April 30, 2014
Anonymous Tips MAY Amount to Reasonable Suspicion.

There seems to be a lot of confusion as to the U.S. Supreme Court’s holding regarding anonymous tips and whether or not they are sufficient for an investigatory Terry Stop.

SCOTUS ruled in Navarette vs. California that anonymous tips amount to reasonable suspicion to stop vehicles. In the past, the court was worried that anonymous callers could unfairly target people for embarrassing searches and held that police officers could not rely on an anonymous tip to stop and search a pedestrian. However, this decision did not hold that all anonymous tips are sufficient to amount to reasonable suspicion. Within this case the court still held, “An anonymous tip alone seldom demonstrates sufficient reliability.” The “anonymous caller” in Navarette was a 911 call that “bore adequate indicia of reliability” for the officer to credit the caller’s account. By reporting that she had been run off the road by a specific vehicle, the caller necessarily claimed an eyewitness basis of knowledge. In this case, counsel for petitioners did not dispute that the reporting party identified herself by name in the 911 call recording. Because neither the caller nor the dispatcher who received the call was present at the hearing, the prosecution proceeded to treat the tip as “anonymous.”

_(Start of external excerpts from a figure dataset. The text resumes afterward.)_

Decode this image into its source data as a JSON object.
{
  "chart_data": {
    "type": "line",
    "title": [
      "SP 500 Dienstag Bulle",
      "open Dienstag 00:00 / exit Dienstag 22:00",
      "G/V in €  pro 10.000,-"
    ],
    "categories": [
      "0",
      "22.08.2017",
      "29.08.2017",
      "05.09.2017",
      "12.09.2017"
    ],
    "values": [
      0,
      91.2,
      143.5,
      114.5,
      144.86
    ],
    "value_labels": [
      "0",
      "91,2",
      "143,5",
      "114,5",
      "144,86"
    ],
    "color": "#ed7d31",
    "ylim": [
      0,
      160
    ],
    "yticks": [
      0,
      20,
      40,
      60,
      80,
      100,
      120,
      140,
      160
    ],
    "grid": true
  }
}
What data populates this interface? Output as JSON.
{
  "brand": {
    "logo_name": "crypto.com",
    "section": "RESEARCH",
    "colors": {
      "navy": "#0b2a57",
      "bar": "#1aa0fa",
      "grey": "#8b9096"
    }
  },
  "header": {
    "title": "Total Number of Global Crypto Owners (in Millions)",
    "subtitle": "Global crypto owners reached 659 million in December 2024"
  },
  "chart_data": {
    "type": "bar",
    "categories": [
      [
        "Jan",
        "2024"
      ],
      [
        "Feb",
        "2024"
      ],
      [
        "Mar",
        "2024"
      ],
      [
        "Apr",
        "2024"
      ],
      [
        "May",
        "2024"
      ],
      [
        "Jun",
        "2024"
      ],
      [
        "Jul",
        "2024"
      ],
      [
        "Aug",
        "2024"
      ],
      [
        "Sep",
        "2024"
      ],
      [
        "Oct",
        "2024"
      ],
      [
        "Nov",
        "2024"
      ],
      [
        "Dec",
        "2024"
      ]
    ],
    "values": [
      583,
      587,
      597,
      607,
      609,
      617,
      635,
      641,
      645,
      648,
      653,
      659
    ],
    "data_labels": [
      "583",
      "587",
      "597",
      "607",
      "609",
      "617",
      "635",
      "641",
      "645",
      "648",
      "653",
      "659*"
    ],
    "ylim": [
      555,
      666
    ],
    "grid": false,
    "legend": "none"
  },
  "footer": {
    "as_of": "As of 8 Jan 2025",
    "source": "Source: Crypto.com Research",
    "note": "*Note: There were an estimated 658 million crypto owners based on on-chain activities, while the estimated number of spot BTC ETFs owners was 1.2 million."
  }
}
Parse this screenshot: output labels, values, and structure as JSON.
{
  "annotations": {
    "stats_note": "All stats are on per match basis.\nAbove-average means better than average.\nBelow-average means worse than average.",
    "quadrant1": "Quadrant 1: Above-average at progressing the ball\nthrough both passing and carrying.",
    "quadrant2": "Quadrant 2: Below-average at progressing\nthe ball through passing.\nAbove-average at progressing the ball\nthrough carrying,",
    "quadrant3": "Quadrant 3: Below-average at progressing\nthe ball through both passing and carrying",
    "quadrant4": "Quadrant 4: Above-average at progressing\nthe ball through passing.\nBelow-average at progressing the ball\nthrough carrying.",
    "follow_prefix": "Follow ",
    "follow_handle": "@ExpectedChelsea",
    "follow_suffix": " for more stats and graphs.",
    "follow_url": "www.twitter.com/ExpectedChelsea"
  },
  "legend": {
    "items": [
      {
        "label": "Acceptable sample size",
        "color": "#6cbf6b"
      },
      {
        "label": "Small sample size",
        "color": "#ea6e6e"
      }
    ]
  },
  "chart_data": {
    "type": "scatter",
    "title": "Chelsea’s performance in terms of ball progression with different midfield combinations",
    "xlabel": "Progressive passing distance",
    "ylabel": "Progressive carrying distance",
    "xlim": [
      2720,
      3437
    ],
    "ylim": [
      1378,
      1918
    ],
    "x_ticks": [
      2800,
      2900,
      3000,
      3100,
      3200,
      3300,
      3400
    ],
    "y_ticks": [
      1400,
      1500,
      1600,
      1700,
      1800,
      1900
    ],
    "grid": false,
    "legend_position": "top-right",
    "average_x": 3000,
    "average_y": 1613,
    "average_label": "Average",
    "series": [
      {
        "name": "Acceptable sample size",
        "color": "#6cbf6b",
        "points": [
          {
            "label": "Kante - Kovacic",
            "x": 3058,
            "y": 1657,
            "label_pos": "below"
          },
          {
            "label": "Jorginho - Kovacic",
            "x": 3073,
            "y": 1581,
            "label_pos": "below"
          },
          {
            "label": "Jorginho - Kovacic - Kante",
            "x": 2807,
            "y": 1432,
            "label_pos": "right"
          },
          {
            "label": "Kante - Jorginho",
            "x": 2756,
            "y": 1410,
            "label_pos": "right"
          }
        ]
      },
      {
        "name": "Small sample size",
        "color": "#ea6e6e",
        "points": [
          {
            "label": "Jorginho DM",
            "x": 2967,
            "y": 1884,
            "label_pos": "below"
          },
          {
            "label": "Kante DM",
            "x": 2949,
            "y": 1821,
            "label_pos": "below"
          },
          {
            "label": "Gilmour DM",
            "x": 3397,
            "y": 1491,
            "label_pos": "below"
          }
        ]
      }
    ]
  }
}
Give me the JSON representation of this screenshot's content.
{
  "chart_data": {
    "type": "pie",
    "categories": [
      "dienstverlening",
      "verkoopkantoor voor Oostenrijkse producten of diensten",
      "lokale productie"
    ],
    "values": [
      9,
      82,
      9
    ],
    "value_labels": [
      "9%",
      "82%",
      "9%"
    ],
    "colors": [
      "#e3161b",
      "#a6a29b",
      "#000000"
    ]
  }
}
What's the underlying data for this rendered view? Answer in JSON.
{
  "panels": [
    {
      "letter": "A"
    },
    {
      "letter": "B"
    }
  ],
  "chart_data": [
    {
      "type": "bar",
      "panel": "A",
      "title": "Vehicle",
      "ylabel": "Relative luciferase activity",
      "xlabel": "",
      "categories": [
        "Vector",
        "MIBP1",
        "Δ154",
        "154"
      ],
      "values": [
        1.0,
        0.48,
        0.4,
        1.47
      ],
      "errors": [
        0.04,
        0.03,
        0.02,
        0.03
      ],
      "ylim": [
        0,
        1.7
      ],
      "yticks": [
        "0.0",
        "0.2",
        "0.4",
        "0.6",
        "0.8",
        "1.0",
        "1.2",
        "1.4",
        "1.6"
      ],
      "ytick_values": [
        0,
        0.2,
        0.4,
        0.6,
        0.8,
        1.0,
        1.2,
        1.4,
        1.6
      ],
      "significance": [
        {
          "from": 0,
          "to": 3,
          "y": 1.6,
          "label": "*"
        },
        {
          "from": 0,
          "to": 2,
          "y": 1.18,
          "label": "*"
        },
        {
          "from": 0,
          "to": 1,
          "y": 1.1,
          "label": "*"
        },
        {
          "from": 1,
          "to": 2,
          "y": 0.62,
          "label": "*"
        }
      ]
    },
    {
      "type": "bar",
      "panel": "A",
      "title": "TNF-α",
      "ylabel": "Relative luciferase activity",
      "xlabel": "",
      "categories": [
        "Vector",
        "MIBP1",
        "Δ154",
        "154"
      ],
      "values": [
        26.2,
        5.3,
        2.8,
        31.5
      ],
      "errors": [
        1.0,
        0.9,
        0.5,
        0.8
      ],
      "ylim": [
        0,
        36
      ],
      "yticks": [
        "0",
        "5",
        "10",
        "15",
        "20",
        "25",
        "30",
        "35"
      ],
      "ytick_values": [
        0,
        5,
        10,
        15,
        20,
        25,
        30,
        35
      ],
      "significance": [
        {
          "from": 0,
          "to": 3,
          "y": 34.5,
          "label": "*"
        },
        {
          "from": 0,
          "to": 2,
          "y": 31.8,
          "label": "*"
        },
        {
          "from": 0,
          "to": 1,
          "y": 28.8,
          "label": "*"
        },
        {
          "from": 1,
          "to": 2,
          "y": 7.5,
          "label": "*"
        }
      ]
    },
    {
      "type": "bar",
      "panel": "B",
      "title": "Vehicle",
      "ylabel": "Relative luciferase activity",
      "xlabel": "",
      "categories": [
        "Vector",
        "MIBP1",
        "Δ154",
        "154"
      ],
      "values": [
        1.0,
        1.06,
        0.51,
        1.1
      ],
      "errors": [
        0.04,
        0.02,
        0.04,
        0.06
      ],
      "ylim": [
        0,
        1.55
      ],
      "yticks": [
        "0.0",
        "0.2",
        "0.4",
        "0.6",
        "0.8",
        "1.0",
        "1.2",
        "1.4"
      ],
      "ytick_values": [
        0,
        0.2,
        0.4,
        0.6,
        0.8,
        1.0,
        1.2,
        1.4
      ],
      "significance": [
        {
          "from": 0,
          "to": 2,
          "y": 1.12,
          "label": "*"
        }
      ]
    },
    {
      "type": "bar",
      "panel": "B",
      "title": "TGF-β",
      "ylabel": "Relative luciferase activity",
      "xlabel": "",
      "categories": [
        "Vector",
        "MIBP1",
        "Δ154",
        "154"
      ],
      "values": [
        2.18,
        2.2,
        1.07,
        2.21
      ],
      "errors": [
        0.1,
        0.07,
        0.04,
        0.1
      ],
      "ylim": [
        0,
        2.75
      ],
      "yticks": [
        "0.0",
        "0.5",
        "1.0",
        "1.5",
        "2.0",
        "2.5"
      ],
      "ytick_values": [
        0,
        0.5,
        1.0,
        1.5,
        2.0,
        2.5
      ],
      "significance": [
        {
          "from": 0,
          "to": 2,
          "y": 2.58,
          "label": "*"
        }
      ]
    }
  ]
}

Federal courts have established three classes of informants: identified citizen informant, anonymous informant, and known informant (being someone from criminal world who has provided previous reliable tips). These classes of informants differ than an ordinary citizen witness, as indicated below:
  • Ordinary Citizen Witness. The Tenth Circuit has held that the statement of an ordinary citizen witness is entitled to more credence than that of a known informant. “Courts are much more concerned with veracity when the source of the information is an informant from the criminal milieu rather than an average citizen in the position of a crime witness.” Easton v. Boulder (C.A.10, 1985), 776 F.2d 1441, 1449.
  • Identified Citizen informant. Federal courts have routinely credited the identified citizen informant with greater reliability. In United States v. Pasquarille (C.A.6, 1994), 20 F.3d 682, 689, for instance, the Sixth Circuit presumed the report of a citizen informant to be reliable because it was based on firsthand observations as opposed to “idle rumor or irresponsible conjecture.” An identified citizen informant may be highly reliable and, therefore, a strong showing as to the other indicia of reliability may be unnecessary: “[I]f an unquestionably honest citizen comes forward with a report of criminal activity—which if fabricated would subject him to criminal liability—we have found rigorous scrutiny of the basis of his knowledge unnecessary.” Illinois v. Gates, 462 U.S. at 213, 233–234 (1983).
  • Anonymous Informant. An anonymous informant is comparatively unreliable and his tip, therefore, will generally require independent police corroboration. Alabama v. White, 496 U.S. 325, 329 (1990). Where the tip is from an anonymous caller, the tip, standing alone, will rarely provide the reasonable suspicion necessary for an investigative stop. However, if corroborated by independent police work, that tip may be a sufficient basis for the stop.

  • Known (prior criminal) Informant. Where a tip is received from a known informant and the details of the tip are easily verifiable, that tip has greater indicia of reliability. Adams v. Williams, 407 U.S. 143 (1972). Similar to an anonymous tip, the type should be analyzed to consider whether the tip itself has sufficient indicia of reliability to justify investigative stop.
Thus, use your common sense, experience, education, and training, in making a determination as to the credibility of a tip in deciding whether the tip contains a sufficient indicia of reliability, or if independent police corroboration is required.